Some Asymptotic Results for Strongly Critical Branching Processes with Immigration in Varying Environment

Abstract

Strongly critical branching processes with immigration (BPI) are investigated in varying environment (VE) when the time-varying offspring mean converges to 1 fast enough. Under natural assumptions a diffusion approximation is derived when either the offspring or the immigration variances are strictly positive. In the case of asymptotically vanishing offspring variances a fluctuation limit theorem is proved.

Appendix

In the proofs we need the following result about convergence of random step processes towards a diffusion process, see Ispány and Pap [6, Corollary 2.2].

Theorem 5.3

Let \(\beta: \mathbb{R}_{+} \times \mathbb{R} \rightarrow \mathbb{R}\) and \(\gamma: \mathbb{R}_{+} \times \mathbb{R} \rightarrow \mathbb{R}\) be continuous functions. Assume that uniqueness in the sense of probability law holds for the SDE

$$\displaystyle{ \mathrm{d}\,\boldsymbol{\mathcal{U}}_{t} =\beta (t,\boldsymbol{\mathcal{U}}_{t})\,\mathrm{d}t +\gamma (t,\boldsymbol{\mathcal{U}}_{t})\,\mathrm{d}\mathcal{W}_{t}\;,\qquad t \in \mathbb{R}_{+}\;, }$$

(5.39)

with initial value \(\mathcal{U}_{0} = u_{0}\) for all \(u_{0} \in \mathbb{R}\), where \((\mathcal{W}_{t})_{t\in \mathbb{R}_{+}}\) is a standard Wiener process. Let \((\mathcal{U}_{t})_{t\in \mathbb{R}_{+}}\) be a solution of (5.39) with initial value \(\mathcal{U}_{0} = 0\).

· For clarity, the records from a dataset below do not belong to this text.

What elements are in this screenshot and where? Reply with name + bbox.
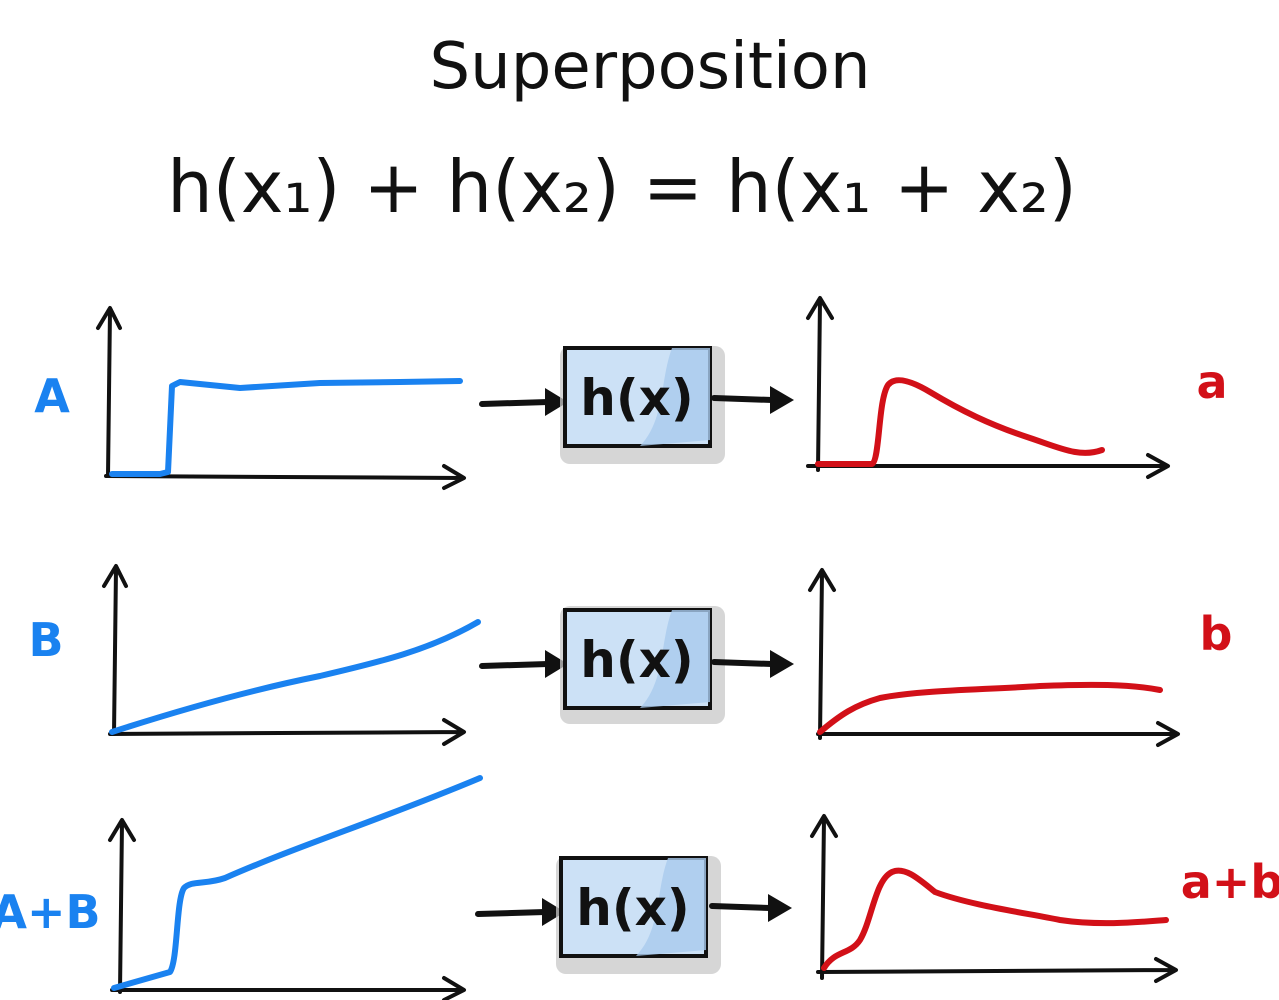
output-label-b: b	[1200, 607, 1233, 661]
flow-arrow-in-3	[475, 898, 565, 926]
output-plot-a-plus-b	[810, 814, 1178, 983]
superposition-formula: h(x₁) + h(x₂) = h(x₁ + x₂)	[167, 145, 1077, 229]
x-axis	[108, 718, 466, 746]
flow-arrow-in-1	[479, 388, 568, 416]
input-label-a: A	[34, 369, 70, 423]
system-box-2: h(x)	[560, 606, 725, 724]
y-axis	[810, 814, 838, 980]
y-axis	[808, 568, 836, 740]
system-box-1: h(x)	[560, 346, 725, 464]
output-plot-b	[808, 568, 1180, 747]
input-signal-a	[109, 378, 463, 477]
flow-arrow-out-1	[711, 386, 794, 414]
y-axis	[102, 564, 128, 736]
flow-arrow-out-3	[709, 894, 792, 922]
row-3: A+B h(x) a+b	[0, 775, 1279, 1000]
x-axis	[104, 464, 466, 490]
page-title: Superposition	[430, 30, 871, 104]
flow-arrow-out-2	[711, 650, 794, 678]
input-signal-b	[109, 619, 481, 735]
flow-arrow-in-2	[479, 650, 568, 678]
output-signal-b	[817, 681, 1163, 735]
y-axis	[108, 818, 136, 994]
input-plot-a-plus-b	[108, 775, 483, 1000]
y-axis	[96, 306, 122, 478]
input-label-a-plus-b: A+B	[0, 885, 101, 939]
output-signal-a-plus-b	[821, 867, 1169, 971]
output-label-a-plus-b: a+b	[1181, 855, 1279, 909]
system-box-3: h(x)	[556, 856, 721, 974]
system-label: h(x)	[576, 879, 690, 937]
row-1: A h(x) a	[34, 296, 1228, 490]
output-signal-a	[815, 377, 1105, 467]
output-plot-a	[806, 296, 1170, 479]
input-label-b: B	[28, 613, 63, 667]
y-axis	[806, 296, 834, 472]
system-label: h(x)	[580, 631, 694, 689]
system-label: h(x)	[580, 369, 694, 427]
x-axis	[816, 957, 1178, 983]
x-axis	[110, 976, 466, 1000]
row-2: B h(x) b	[28, 564, 1233, 747]
output-label-a: a	[1196, 355, 1227, 409]
input-signal-a-plus-b	[111, 775, 483, 991]
input-plot-b	[102, 564, 481, 746]
x-axis	[816, 721, 1180, 747]
input-plot-a	[96, 306, 466, 490]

For each \(n \in \mathbb{N}\) , let \((U_{k}^{n})_{k\in \mathbb{N}}\) be a sequence of random variables adapted to a filtration \((\mathcal{F}_{k}^{n})_{k\in \mathbb{Z}_{+}}\) . Let \(\mathcal{U}_{t}^{n}:=\sum _{ k=1}^{\lfloor nt\rfloor }U_{k}^{n}\) , \(t \in \mathbb{R}_{+},n \in \mathbb{N}\) . Suppose \(\mathrm{E}\big(\vert U_{k}^{n}\vert ^{2}\big) <\infty\) for all \(n,k \in \mathbb{N}\) . Suppose that, for each T > 0,

$$\displaystyle\begin{array}{rcl} & & \sup \limits _{t\in [0,T]}\left \vert \sum _{k=1}^{\lfloor nt\rfloor }\mathrm{E}{\bigl (U_{ k}^{n}\,\vert \,\mathcal{F}_{ k-1}^{n}\bigr )} -\int _{ 0}^{t}\beta (s,\boldsymbol{\mathcal{U}}_{ s}^{n})\mathrm{d}s\right \vert \stackrel{\mathrm{P}}{\longrightarrow }0\;, \\ & & \sup \limits _{t\in [0,T]}\left \vert \sum \limits _{k=1}^{\lfloor nt\rfloor }\mathsf{Var}{\bigl (U_{ k}^{n}\,\vert \,\mathcal{F}_{ k-1}^{n}\bigr )} -\int _{ 0}^{t}\left (\gamma (s,\boldsymbol{\mathcal{U}}_{ s}^{n})\right )^{2}\mathrm{d}s\right \vert \stackrel{\mathrm{P}}{\longrightarrow }0\;, \\ & & \sum \limits _{k=1}^{\lfloor nT\rfloor }\mathrm{E}\big(\vert U_{ k}^{n}\vert ^{2}\mathbb{1}_{\{ \vert U_{k}^{n}\vert>\theta \}}\,\big\vert \,\mathcal{F}_{k-1}^{n}\big)\stackrel{\mathrm{P}}{\longrightarrow }0\quad \text{for all}\;\theta> 0\;.{}\end{array}$$

(5.40)

Then   \(\boldsymbol{\mathcal{U}}^{n}\stackrel{\mathcal{L}}{\longrightarrow }\boldsymbol{\mathcal{U}}\)  as  n →∞.